As well as a referral for CBT therapy, the doctor prescribed me sleeping tablets (zopiclone) and anti-depressants (fluoxetine) to combat these feelings. They began to work after a couple of weeks, even though the side effects were enough to put me off taking them. Things like nausea, vomiting and stomach cramps were a commonplace throughout this time but I carried on taking the medication.
My boyfriend said I’d became emotionless and distant, almost like a shell of myself – a common side effect of anti-depressants. It caused many arguments between us. Things began to look up as I started getting therapy and seeing my doctor on a near weekly basis. There were still some nights where my family and my boyfriend didn’t think I was going to wake up in the morning, but I always did.
My A levels passed with a lot of stress and tears. Afterwards I began to feel a bit better, I put my mind into my job and just took every day as it came, completing little tasks in order to feel motivated. Simple things like showering, brushing my teeth and putting clothes on became a regulated chore that needed checking on. Eating and drinking became an endless source of arguments in my family as I wouldn’t eat for days and then binge eat on others. Slowly I improved, leaving the house more and meeting a friend once a week to check in. I would also walk the dog and go on a few runs to blow off some steam. These things helped in the short term, but I still felt the same in the long. I self-harmed again, using an iron to burn the skin on my forearm because I felt like I was just hurting my family by constantly being stroppy and upset. Picking fights with my sister for no reason and getting upset at my parents for the most trivial things made it harder for me to cope with what was going on in my head as I felt I had pushed everyone away from me.
On results day, I found out at 0745 in the morning that I had got into my first choice university. I had got my first choice accommodation and I was on the course I wanted to be on. I was excited and relieved that I had actually managed to do it and I was still alive.
I’m now one week into my university experience and, although it hasn’t been an easy ride, it is going ok so far. Despite tears and anger, I’ve used self-harm prevention techniques (removing anything sharp from my room) in order to prevent relapse. I am still on all the same drugs and probably will be throughout my university experience. I’m also in touch regularly with several mentors, mental health advisors and doctors in order to make sure I stay on an even keel which is really helping. Sometimes, especially during Freshers’ Week, I feel a bit left out of events, as I am unable to drink due to the drugs. However, I’ve found solace with a flatmate who is in the same position. We watch movies together, plan day trips and regularly check on each other to make sure that we are okay. Having support like this is essential at university and I am so glad I have found it early on. My boyfriend is also at the same university so he checks in with me every day, so, along with the phoning home and arranged visits between me and my family, I am fully boosted by people around me.

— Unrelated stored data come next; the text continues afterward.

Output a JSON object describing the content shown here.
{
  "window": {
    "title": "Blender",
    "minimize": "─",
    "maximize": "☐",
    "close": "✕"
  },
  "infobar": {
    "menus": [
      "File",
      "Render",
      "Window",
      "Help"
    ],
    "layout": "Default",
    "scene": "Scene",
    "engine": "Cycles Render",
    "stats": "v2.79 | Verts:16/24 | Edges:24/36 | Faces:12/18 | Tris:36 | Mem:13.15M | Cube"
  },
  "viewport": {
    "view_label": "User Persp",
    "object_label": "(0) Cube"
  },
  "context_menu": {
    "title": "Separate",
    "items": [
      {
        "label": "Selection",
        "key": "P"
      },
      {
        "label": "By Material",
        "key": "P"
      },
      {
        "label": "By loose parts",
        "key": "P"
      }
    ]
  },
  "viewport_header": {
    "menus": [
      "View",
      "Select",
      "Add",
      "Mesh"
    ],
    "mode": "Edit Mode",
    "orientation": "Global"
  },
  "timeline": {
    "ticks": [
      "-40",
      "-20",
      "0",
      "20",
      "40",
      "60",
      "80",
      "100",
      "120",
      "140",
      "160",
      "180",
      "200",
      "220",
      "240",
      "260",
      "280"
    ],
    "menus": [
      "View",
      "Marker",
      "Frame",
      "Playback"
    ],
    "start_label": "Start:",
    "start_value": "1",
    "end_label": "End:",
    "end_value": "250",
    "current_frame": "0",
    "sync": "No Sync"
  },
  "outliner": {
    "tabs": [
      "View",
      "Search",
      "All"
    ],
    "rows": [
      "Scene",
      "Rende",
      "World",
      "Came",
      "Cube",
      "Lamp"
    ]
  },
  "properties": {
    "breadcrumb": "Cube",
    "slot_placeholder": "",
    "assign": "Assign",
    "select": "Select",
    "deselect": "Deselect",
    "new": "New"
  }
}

If I’ve learnt anything, it’s that having a goal is an important thing to think about whilst having anxiety and depression. However, remembering that it is okay not to achieve that goal straight away is the most important thing. Be patient and be kind to yourself. Things take time and that’s okay, just keep holding in there. I shall leave on my boyfriend’s favourite saying “everything will be okay in the end, if it’s not okay then it’s not the end”.